Entramos na embarcação e partimos. Por um bom tempo, Beluga contou algumas das muitas aventuras de Camilo Amaral que ele viu ou ouviu de conhecidos. Aquelas saídas noturnas de meu pai faziam mais sentido agora. Minha mãe chorando também. Ela temia por ele, por mim e por ela mesma. Pouco antes de chegarmos à terra firme, Beluga me fez uma pergunta que eu não queria ouvir.
- Menina, já pensou na reação de Ferus quando você voltar à Floresta Descomunal? Ele deve estar bem aborrecido com sua fuga.
Meus dedos começaram a tremer e esfreguei as mãos para tentar diminuir o desconforto.
- Está com frio? – ele me perguntou.
- Pra te falar a verdade estou sim.
- Lá embaixo tenho cobertores. Pegue um e suba. Deixarei você no litoral de Poço das Almas em alguns minutos. Como fará para chegar à floresta?
- Não se preocupe. Darei um jeito. O lugar onde vai me deixar é uns cinco quilômetros de distância da fazenda do meu avô. Posso ficar lá até amanhã pela manhã e depois entrar na floresta. Achar o caminho para a aldeia é que será complicado.
- E porque você não usa seu colar?
- Não entendi.
- Sou um contrabandista, garota. Conheço os objetos mais intrigantes da história de Azagaia. Sei das relíquias e do que se fabrica atualmente. Posso conseguir quase todos eles no mercado informal. Garanto a você que o pingente que está usando é uma bússola planiciana. Vale o peso do seu corpo em ouro!
- E qual a função dela?
- Essa é boa! Quem quer que tenha te dado esse pingente sabia que você precisaria voltar para a aldeia. Ela te leva de volta pra lá. Não sei como, mas sei que leva qualquer pessoa para a aldeia esteja onde estiver. Nada pode acontecer a você enquanto não chegar ao seu destino, ou seja, a aldeia dos planicianos.
- Quem me deu isso foi um dos filhos de Ferus. Alix.
- Aquele safardana?! Me deve dois cutelos de prata. É um dos caras mais leais que conheço. Diga a ele que ainda quero os cutelos.
- Você realmente conhece todo mundo, não é?
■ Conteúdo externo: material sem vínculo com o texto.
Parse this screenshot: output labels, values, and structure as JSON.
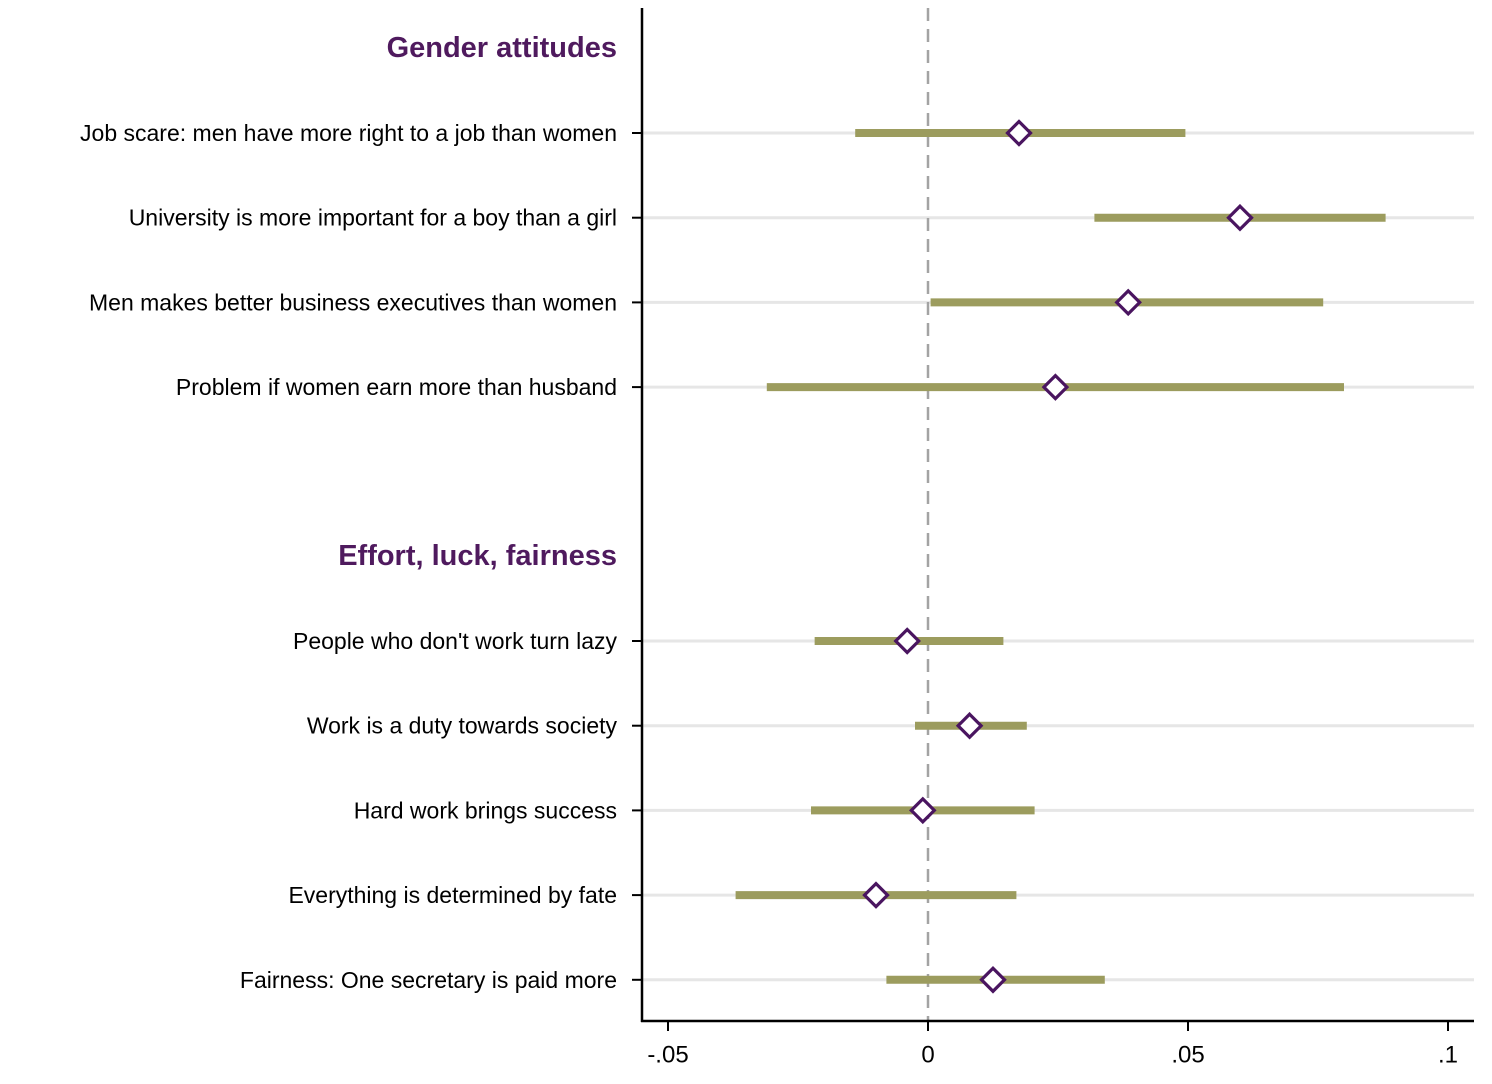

- Todo mundo é muita gente, mas conheço as mais importantes.
- Você conhece meu tio Constantino?
- Sim. Sujeito intragável. Tome cuidado com ele. Mataria a própria mãe se ela não fosse muito mais esperta que ele.
- Eu a conheço. Achei muito chata.
- Chata? Ela era chata quando era criança. Aquela mulher é uma víbora! Eh, desculpe. Não queria falar mal da sua avó.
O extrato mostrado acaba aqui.